"A tiny speck of hope!"
Looking for a gift for your news watcher? From mugs to prints, find thoughtful and humorous items that perfectly suit anyone glued to the latest headlines and updates. Brighten their day with unique designs that celebrate their love for current affairs.
"A tiny speck of hope!"
Reaction News: All the news you thought you heard.
'... and in a startling development, 5 Supreme Court decisions were overturned by Judge Judy...'
'Our survey shows there's more confidence in shopping coupons that the dollar...'
"A Ms. Ramona Bissell of West Allison, Vermont, writes, 'What the hell is going on?' We here at WVCN think that question deserves an answer."
"Leapfrog! It's the latest craze among the kids, but experts say it contribute to declining birthrates. Find out why after the break!"

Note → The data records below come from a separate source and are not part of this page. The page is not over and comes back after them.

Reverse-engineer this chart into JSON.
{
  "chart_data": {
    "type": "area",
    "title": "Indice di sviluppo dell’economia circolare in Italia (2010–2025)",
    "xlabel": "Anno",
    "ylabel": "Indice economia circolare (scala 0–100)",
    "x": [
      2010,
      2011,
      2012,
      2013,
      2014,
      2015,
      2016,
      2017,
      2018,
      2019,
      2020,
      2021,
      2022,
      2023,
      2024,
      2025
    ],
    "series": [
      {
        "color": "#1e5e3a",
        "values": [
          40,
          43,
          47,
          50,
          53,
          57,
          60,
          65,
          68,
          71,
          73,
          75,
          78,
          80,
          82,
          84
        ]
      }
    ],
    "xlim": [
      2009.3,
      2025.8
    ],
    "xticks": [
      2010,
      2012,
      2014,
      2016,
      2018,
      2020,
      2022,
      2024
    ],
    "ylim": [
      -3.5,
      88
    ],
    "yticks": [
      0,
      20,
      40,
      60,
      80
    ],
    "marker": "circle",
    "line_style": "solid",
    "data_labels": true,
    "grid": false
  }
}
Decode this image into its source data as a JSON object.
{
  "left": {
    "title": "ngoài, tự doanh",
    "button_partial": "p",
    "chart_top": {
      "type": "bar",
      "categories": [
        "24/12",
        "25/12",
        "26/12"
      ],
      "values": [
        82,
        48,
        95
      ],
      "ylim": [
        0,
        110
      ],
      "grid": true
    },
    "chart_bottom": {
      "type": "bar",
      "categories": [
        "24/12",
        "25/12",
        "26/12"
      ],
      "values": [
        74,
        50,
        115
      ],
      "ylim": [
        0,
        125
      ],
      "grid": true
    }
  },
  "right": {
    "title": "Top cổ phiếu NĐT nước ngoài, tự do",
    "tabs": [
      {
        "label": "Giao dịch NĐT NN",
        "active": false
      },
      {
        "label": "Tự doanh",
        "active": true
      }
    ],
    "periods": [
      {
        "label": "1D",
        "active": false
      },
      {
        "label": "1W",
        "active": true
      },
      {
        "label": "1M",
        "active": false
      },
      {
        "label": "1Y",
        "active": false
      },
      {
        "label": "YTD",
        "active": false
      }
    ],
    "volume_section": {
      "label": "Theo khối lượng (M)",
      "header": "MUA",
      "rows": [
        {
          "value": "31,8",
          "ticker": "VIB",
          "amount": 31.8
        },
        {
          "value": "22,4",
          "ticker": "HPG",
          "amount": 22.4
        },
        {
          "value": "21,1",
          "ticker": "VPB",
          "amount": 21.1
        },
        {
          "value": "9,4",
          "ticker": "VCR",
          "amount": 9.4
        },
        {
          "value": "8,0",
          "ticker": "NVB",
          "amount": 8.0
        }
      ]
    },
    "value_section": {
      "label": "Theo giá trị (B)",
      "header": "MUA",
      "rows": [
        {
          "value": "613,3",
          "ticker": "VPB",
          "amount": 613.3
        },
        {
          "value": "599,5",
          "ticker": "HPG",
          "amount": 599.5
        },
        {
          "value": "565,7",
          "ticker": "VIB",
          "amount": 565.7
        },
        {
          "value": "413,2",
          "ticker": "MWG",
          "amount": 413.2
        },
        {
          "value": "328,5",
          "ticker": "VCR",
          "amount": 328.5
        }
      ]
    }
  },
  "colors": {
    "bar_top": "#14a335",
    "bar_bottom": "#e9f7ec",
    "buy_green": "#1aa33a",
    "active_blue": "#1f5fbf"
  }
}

GOP Traction: Condition - Self-Infected Wounds.
'Our ratings are down. Let's blame it on the media.'
'Now known as 'Christmas Creep', it takes place earlier each year!'
Gaza.
"Think how ill-informed I would be if we didn't have television."
"He's been staring at the calendar since election day..."
"Instead of the Running Of The Bulls in Pamplona, they're having the running of the bears on Wall Street."
Trump slamming Democrats
"Boris Johnson looks and thinks like Trump. How do we know he's not just Trump's body double?"
Ugly Christmas Sweater: Trump Lies
"The Americans are demanding foreign countries be banned from interfering in Australian politics."
Faith is good, health is okay, great family and friends, we live in America!
"Police have no suspects at the present time but believe that the motive for robbery was the desire for increased income."
Trump and Clinton Disagree About Muslims
'For a moment, I thought I heard the candidates back on the issues.'
'Mark my words! Our enemies will test this young guy with a huge international crisis as soon as he's electe! But don't worry, he'll be fine!', 'Come here, Joe -- let me give you a nice fist bump!'
Police! Strike! Action!
'My plan is more and more US troops to Iraq until my popularity rating hits zero and makes the book of world records!'
'I dreamed that Congress voted Obama tenure!'
'Bush said Iraq is NOT in a civil war because there have been no sightings of 'Union' or 'Confederate' army flags.'
The North Portico of the White House runs away crying.
Resolution: Impeaching Donald John Trump. . .
Don't reopen
That's not what they mean when they say that Dick Cheney knows where all the bones are buried.
"And just like that, e got rid of Florida."
'In its new 'spirit of evenhandedness,' the U. S. Government today sent troops to occupy all foreign countries....'
'Mighty strange weather tonight, followed by downright weird tomorrow....'
"Let's go watch TV I hear there are bowl games on."
'Today the stock market was moribund, as growth equities sputtered and bonds dipped due to the inverted yield curve. I'd translate that into layman's terms...but they don't pay me enough.'
Explore our collection of news watcher-themed mugs and find the perfect gift to brighten their mornings and keep their enthusiasm for news alive.
Add personality to their living space with our unique news watcher pillows—comfort and humor in one perfect package.
Browse our collection of news-themed prints to find artwork that celebrates their love for staying informed and engaged with the world.
Discover our humorous and stylish news watcher t-shirts—ideal for anyone who loves to wear their passion for current events.